The UN on Tuesday suggested a record 49.5 million people will go hungry in West and Central Africa next year due to conflict, climate change and high food prices, Reuters reports.
This figure is 4 per cent higher than in 2023. In coastal countries, the number of people suffering from acute hunger will reach 6.2 million in 2024, up 16% from this year, according to a new regional food security analysis published by the UN World Food Programme (WFP) and other humanitarian organisations. Margot Vandervelden, WFP’s acting regional director for Western Africa, noted:
Acute hunger remains at record levels in the region, yet funding needed to respond is not keeping pace.
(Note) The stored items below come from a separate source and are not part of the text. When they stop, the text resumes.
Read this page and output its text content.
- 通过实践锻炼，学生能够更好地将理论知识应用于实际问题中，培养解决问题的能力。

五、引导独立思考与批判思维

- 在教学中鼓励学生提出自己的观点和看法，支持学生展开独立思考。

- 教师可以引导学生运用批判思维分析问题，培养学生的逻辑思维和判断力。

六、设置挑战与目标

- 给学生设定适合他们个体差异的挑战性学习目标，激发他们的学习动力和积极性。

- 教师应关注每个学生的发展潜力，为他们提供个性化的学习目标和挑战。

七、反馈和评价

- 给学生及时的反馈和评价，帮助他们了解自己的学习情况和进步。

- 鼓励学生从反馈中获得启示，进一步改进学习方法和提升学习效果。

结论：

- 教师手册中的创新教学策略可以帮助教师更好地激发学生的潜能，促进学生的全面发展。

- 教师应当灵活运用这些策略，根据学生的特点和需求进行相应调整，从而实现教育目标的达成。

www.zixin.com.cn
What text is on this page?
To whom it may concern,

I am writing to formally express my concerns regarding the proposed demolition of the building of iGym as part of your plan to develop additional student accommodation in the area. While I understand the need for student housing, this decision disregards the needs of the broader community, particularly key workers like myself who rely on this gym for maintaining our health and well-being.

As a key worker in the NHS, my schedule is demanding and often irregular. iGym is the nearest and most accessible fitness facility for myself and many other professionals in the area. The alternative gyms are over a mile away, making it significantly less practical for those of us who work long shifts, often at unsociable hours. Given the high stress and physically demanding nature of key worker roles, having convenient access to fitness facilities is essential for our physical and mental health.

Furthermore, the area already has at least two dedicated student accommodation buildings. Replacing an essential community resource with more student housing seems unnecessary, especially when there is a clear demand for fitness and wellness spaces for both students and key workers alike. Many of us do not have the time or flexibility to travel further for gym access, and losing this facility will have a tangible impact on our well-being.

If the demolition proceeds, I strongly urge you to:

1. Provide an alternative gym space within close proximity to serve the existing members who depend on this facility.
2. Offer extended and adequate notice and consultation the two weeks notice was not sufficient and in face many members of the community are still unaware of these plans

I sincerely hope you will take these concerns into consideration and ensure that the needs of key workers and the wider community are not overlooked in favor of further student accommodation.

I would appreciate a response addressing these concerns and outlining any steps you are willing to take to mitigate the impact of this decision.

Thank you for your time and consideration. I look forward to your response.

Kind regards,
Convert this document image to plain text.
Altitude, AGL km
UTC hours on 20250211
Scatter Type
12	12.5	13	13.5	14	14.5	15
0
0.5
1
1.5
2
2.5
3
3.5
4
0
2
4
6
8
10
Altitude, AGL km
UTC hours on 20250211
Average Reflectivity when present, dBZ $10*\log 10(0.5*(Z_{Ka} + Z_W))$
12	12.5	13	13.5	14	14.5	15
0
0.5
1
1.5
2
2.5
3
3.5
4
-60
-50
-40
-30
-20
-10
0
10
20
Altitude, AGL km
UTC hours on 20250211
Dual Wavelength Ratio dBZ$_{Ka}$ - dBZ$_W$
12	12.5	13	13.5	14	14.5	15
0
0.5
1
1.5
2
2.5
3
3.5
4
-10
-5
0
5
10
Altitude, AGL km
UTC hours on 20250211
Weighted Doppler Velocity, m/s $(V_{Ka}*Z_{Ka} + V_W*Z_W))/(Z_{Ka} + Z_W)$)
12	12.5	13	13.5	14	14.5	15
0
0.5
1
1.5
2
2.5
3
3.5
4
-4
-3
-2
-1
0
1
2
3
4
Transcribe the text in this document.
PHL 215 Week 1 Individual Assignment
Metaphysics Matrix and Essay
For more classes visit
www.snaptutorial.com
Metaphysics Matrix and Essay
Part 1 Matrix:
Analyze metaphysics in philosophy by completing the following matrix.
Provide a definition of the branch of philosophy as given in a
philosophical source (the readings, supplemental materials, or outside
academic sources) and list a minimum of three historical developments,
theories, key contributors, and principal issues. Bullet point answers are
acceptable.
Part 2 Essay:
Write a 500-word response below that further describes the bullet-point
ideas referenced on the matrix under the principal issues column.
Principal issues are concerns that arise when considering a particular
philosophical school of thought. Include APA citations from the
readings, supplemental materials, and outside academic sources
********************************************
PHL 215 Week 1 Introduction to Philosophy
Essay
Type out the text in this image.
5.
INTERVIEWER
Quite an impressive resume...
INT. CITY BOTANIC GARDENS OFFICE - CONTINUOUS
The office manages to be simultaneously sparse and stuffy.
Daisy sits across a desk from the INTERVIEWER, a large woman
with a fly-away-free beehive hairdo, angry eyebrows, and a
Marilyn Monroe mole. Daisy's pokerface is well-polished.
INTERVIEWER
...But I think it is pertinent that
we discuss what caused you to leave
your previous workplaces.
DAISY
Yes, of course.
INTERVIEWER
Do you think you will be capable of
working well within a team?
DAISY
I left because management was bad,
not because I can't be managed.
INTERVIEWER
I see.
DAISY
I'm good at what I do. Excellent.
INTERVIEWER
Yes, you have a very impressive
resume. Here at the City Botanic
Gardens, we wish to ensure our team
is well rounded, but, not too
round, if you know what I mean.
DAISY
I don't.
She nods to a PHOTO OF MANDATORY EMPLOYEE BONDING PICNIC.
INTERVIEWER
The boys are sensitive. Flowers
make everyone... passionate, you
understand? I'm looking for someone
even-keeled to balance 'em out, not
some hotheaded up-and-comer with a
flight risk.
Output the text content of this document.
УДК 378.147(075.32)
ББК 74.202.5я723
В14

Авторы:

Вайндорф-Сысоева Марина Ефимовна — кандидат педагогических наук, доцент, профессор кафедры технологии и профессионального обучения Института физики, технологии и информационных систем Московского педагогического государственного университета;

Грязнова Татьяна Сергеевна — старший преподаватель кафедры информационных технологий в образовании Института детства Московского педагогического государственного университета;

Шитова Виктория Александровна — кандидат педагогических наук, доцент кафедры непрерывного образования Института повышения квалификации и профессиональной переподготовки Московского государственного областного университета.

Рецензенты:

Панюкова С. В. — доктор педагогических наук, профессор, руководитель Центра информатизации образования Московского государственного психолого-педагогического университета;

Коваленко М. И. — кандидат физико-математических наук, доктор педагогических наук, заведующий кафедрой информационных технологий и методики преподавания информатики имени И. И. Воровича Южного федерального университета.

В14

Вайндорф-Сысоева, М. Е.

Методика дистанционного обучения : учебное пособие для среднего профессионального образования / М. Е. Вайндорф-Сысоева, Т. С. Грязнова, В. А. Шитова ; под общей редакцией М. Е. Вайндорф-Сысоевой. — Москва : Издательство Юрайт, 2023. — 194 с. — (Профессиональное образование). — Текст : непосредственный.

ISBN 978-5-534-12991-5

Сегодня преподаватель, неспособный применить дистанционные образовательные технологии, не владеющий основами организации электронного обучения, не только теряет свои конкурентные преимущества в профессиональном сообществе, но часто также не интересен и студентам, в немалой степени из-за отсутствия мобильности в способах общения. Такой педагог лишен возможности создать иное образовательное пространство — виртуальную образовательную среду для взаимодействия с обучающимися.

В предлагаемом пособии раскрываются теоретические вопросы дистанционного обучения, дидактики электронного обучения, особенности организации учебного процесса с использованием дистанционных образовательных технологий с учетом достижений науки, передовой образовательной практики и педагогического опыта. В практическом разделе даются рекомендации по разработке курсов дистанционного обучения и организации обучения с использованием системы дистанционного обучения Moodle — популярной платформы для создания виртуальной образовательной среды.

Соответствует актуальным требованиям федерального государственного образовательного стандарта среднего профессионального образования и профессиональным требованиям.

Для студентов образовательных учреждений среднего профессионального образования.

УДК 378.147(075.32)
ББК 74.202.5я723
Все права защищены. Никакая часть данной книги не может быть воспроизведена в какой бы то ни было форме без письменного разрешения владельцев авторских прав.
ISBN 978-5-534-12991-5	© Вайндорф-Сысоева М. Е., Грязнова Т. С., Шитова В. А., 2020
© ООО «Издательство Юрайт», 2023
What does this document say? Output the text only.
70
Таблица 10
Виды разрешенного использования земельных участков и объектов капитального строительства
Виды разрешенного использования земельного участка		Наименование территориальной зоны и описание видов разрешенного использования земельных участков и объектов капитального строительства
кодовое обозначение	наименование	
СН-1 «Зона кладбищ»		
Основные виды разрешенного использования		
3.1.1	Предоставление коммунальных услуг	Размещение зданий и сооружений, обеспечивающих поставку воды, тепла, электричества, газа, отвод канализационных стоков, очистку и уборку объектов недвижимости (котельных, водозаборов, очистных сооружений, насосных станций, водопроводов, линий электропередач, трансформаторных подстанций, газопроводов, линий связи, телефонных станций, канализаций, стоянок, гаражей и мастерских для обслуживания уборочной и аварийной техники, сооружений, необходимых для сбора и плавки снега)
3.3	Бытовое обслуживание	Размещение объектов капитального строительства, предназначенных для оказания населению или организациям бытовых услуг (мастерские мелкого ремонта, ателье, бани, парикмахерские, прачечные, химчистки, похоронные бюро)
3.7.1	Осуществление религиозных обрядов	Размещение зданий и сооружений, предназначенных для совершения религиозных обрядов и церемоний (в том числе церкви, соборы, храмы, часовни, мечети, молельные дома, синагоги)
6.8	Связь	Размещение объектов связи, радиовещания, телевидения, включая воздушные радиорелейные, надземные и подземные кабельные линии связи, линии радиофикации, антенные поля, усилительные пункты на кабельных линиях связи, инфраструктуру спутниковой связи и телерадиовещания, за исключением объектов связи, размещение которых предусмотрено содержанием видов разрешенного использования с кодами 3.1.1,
Insufficient funding means the moderately hungry will be forced to skip meals and consume less nutritious food, putting them at risk of falling back into crisis or emergency phases, perpetuating the cycle of hunger and malnutrition.
More than two out of three households in West and Central Africa cannot afford a healthy diet, according to a published analysis. The cost of a daily nutritious diet in the countries of the central Sahel – Burkina Faso, Mali and Niger – is 110 per cent higher than the minimum daily wage in the region.
According to the UN, an Islamist insurgency is active in the Sahel, displacing some four million people from their homes and farms. Some seven million people have been displaced by the ongoing multiple conflicts in the Democratic Republic of Congo.
The Sahel crisis is forcing people to seek refuge in neighbouring coastal countries such as Ivory Coast, Togo and Ghana, which is experiencing its worst economic crisis in a generation. Ollo Sib, a senior research adviser for the WFP, noted:
Almost 80% of people who are currently in a difficult food situation are in areas affected by conflict.
He warned that without the intervention of international organisations, the situation could deteriorate further in some areas, as more than 2.6 million people risk starvation.